Scrittore di viaggi e già autore di un altro libro dedicato agli itinerari ferroviari turistici italiani, “Binari. Racconti di viaggi e di treni sulle ferrovie minori italiane”, Fabio Bertino ha da poco pubblicato tramite piattaforma di selfpublishing “Italia ad altra velocità. In viaggio dal Brennero alla Sicilia con i treni regionali”. Una passione, la sua, per i treni e per quelle tratte lente e poco conosciute che permettono non soltanto un’esperienza di viaggio alla portata di tutti, ma di scoprire il nostro territorio nei minimi dettagli e nelle migliaia di sue sfaccettature.

Il suo ultimo libro, una guida ricca di racconti, di esperienze, di consigli autobiografici, descrive un’Italia autentica, lontana dalle rotte turistiche più battute, tra borghi, paesaggi e tanti tesori nascosti, perfetta per chi è sempre alla ricerca di nuove esperienze e di itinerari fuori rotta.

Perché hai sentito il bisogno di scrivere questo libro?

I viaggi in treno sono una mia passione da sempre. Ho avuto la fortuna di percorrere le “grandi” linee, dalla Transiberiana alla Transmongolica, dalla Tazara in Africa al Ghan in Australia, ma vivendo in uno dei Paesi con la rete ferroviaria più estesa al mondo (pensa che siamo il quarto Stato per densità ferroviaria per chilometro quadrato, prima di Stati Uniti, Russia, India e così via) non potevo non approfittarne! In particolare, ho deciso di dedicarmi alle linee regionali perché le trovo il modo più affascinante per andare alla scoperta dell’infinita varietà delle bellezze della provincia italiana, condividendo questa esperienza con le migliaia di persone che ogni giorno, per un motivo o per un altro, salgono su un vagone.

Tre anni fa, in un mio libro precedente, ho raccontato una serie di itinerari sulle ferrovie “minori” più conosciute ed amate (dalla Cuneo-Ventimiglia alla Circumetnea), percorrendo quindi l’Italia un po’ a macchia di leopardo.

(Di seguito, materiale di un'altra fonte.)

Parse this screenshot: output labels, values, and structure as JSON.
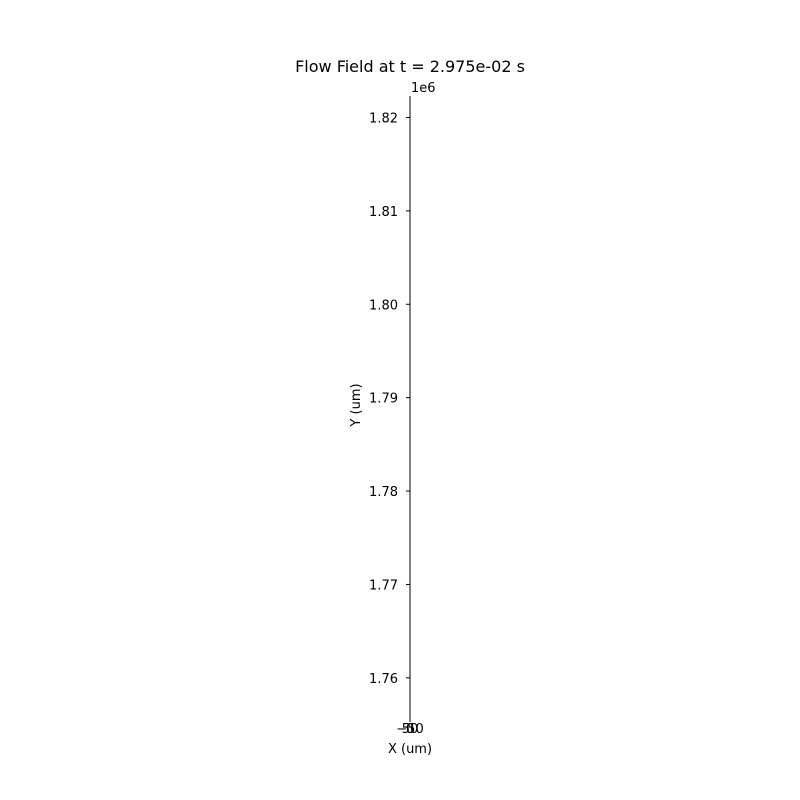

E, proprio in quell’occasione, è nata la voglia di un viaggio più ampio ed ambizioso, che mi portasse ad attraversare tutta la penisola, dalla stazione più a Nord a quella più a Sud, dalle Alpi allo Ionio, dall’Adriatico al Tirreno, dalle città ai piccoli paesi. E così… ecco “Italia ad altra velocità”.

“Preparatevi ad un viaggio straordinario. Non un viaggio qualunque, ma un’avventura che vi porterà a scoprire l’anima autentica dell’Italia” (Fabio Bertino)

Dei tanti itinerari che hai descritto, quale metteresti al primo posto e perché?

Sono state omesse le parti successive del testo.